John Kyl is proud of his compromise with Obama that has resulted in an agreement to extend all of the Bush tax cuts until the next election, except for the death tax. Those who are content with the death tax compromise are remembering the time when 55% of anything over $1 million was taxed upon death. They therefore are praising the new rate of 35% on assets above $5 million. The problem with it is that a 35% tax for dying is immoral, unconstitutional, and confiscatory no matter how you slice it.
The reality is that most of these taxable assets from estates were already taxed at least once (if not several times) and there is simply no reason to tax them again upon the owners death. Also, if we cut through much of the class warfare rhetoric we will see that $ 5 million is not that much. Keep in mind that we are not referring to $5 million in annual income. The death tax confiscates all land, equipment, and assets of businesses and farms that have accumulated during the lifetime of its owner. It is not hard to understand that any successful entrepreneur would be able to accrue such assets during his lifetime without reaching the top 1%. Why should his descendants pay a dime to inherit the fruits of his labor? The death tax, in any shape or form, fundamentally violates the spirit of liberty and property rights that the country was founded upon.
Even some authentic conservatives are applauding the Obama deal, especially in light of his surprise tax holiday on payroll taxes. They believe that we have achieved an unimaginable victory by securing the Bush tax cuts while the Democrats control all branches of government. However, the fact is that the Democrats have been backed into a corner on this issue for quite some time and were forced to pass the tax cuts. This is not only a result of the midterm elections, but also a consequence of so many red state Democrats up for election in 2012 (including Obama himself). Despite their bravado shown through their class warfare rhetoric, in private, they knew that they could not raise taxes on anyone in a recession. This is why they waited until the last minute to agree to the deal. They didn't want to be perceived as giving into the Republicans until the last week of the session in which it would be do or die for the Democrats.
With this in mind, it is quite transparent that a temporary extension of all the tax cuts was a foregone conclusion. The Democrats were compelled to approve at least a temporary extension of all the tax cuts. It was the Republicans who gave in on everything else. They didn't push for a full extension. Also, they agreed to extend unemployment benefits (which are nothing more than welfare at this point) for a whopping 13 more months! This will bankrupt the nation while perpetuating and exacerbating unemployment. The Republicans could have negotiated for spending offsets or for just a four month extension. Instead, they agreed to everything on the spending side of the equation.

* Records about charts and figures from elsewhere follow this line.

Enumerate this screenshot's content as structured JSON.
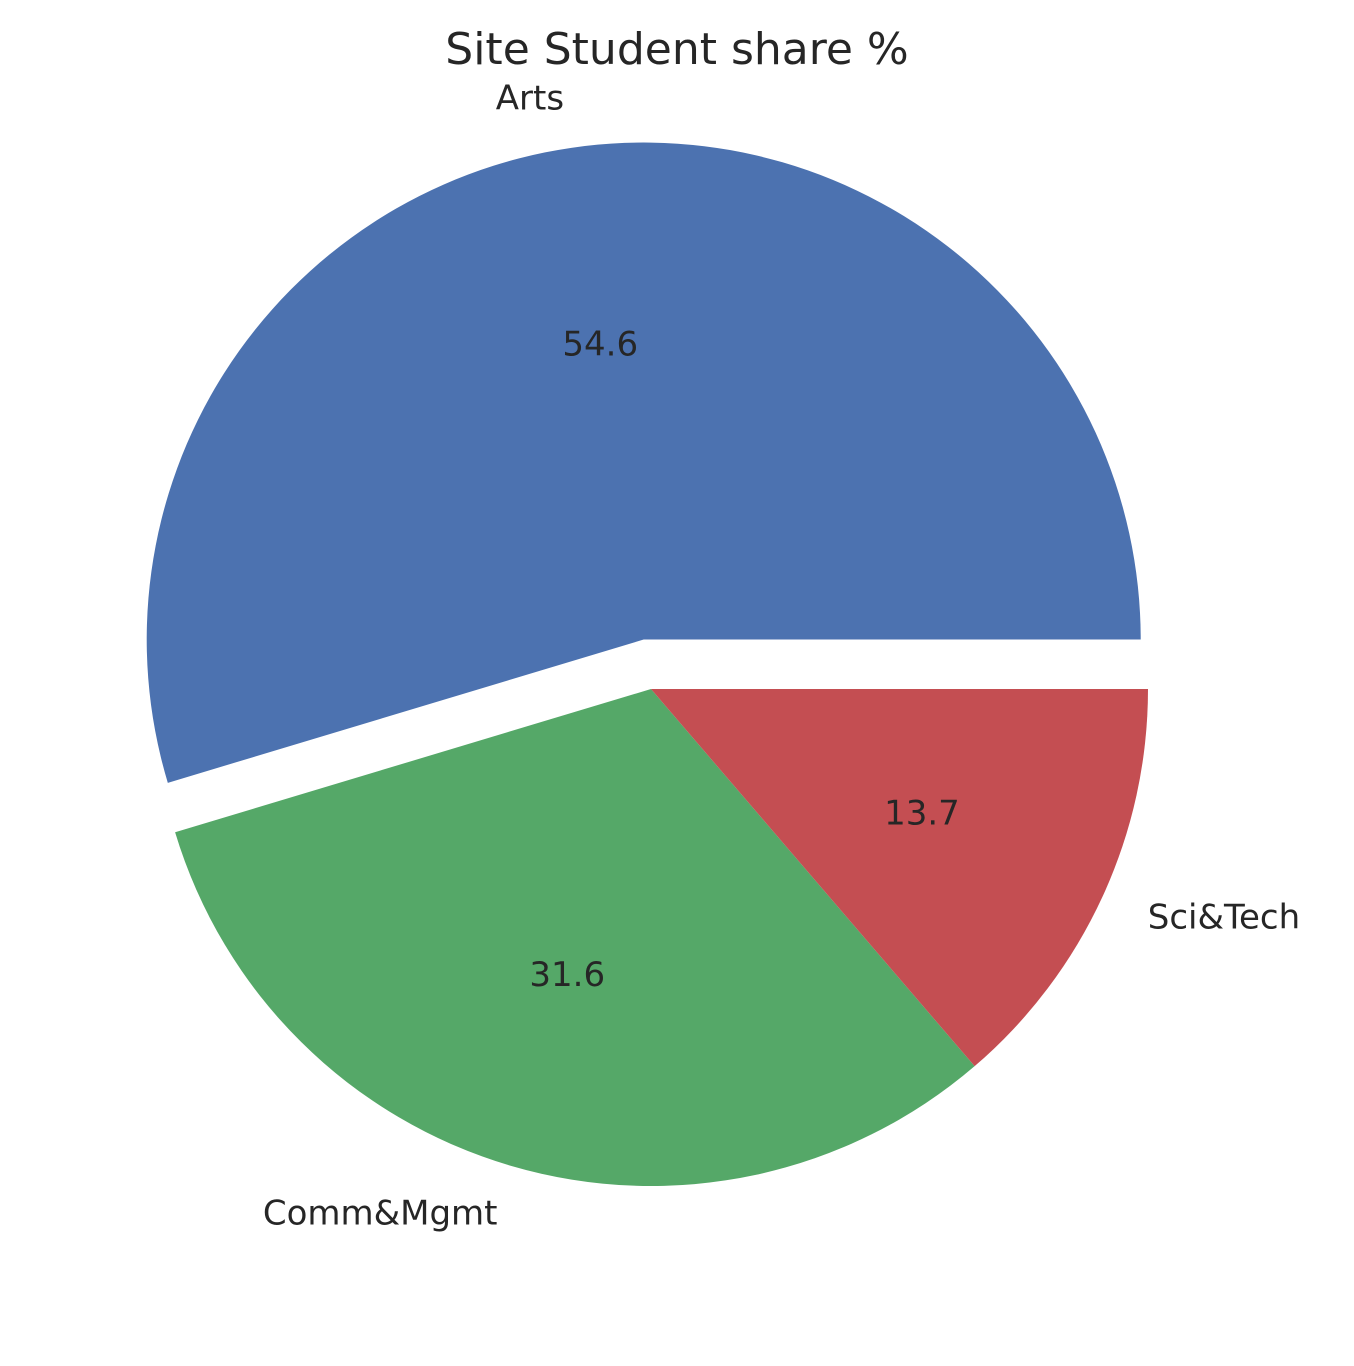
{
  "chart_data": {
    "type": "pie",
    "title": "Site Student share %",
    "slices": [
      {
        "label": "Arts",
        "value": 54.6,
        "value_label": "54.6",
        "color": "#4c72b0",
        "exploded": true
      },
      {
        "label": "Comm&Mgmt",
        "value": 31.6,
        "value_label": "31.6",
        "color": "#55a868",
        "exploded": false
      },
      {
        "label": "Sci&Tech",
        "value": 13.7,
        "value_label": "13.7",
        "color": "#c44e52",
        "exploded": false
      }
    ],
    "start_angle_deg": 0,
    "direction": "counterclockwise",
    "background": "#ffffff"
  }
}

So the question begs, after all these concessions, did the Republicans really need to agree to reinstate the Death tax in any capacity? Once they gave the Democrats everything they wanted on the spending and dependency side of the equation (which was more important to them in the first place), couldn't they have forced a full extension of the DT repeal, especially considering that it is only for two years?
Another interesting dynamic of this tax deal is its effects on the politics of debt. For many years, the Democrats have successfully tainted the Reagan administration with the explosion of the national debt as a result of his tax cuts. We all know that the real reason for the debt is that although Reagan successfully cut taxes, he could not succeed in stemming the tide of the growing welfare state because of the Democrat congress. This tax deal will do the same thing. Any benefits of the Laffer curve will be mitigated by the insane 13 month subsidy of unemployment. The payroll tax cut will also raise the debt because the liberals will not cut back on any of the FICA benefits despite the lost revenue in taxes. Then, the left will get to blame the debt calamity on the tax cuts.
The bottom line is that whatever one feels about the necessity for the Republicans to cave on the welfare part of the deal, they could have gotten away with another two year extension of the death tax repeal. Unfortunately, it appears that Senator Kyl has bought into some of the class warfare rhetoric, even in time of death. He believes that if you accumulate more than $5 million worth of assets, your death should trigger a confiscatory tax. He therefore felt there was no reason to negotiate for a "tax cut for the rich".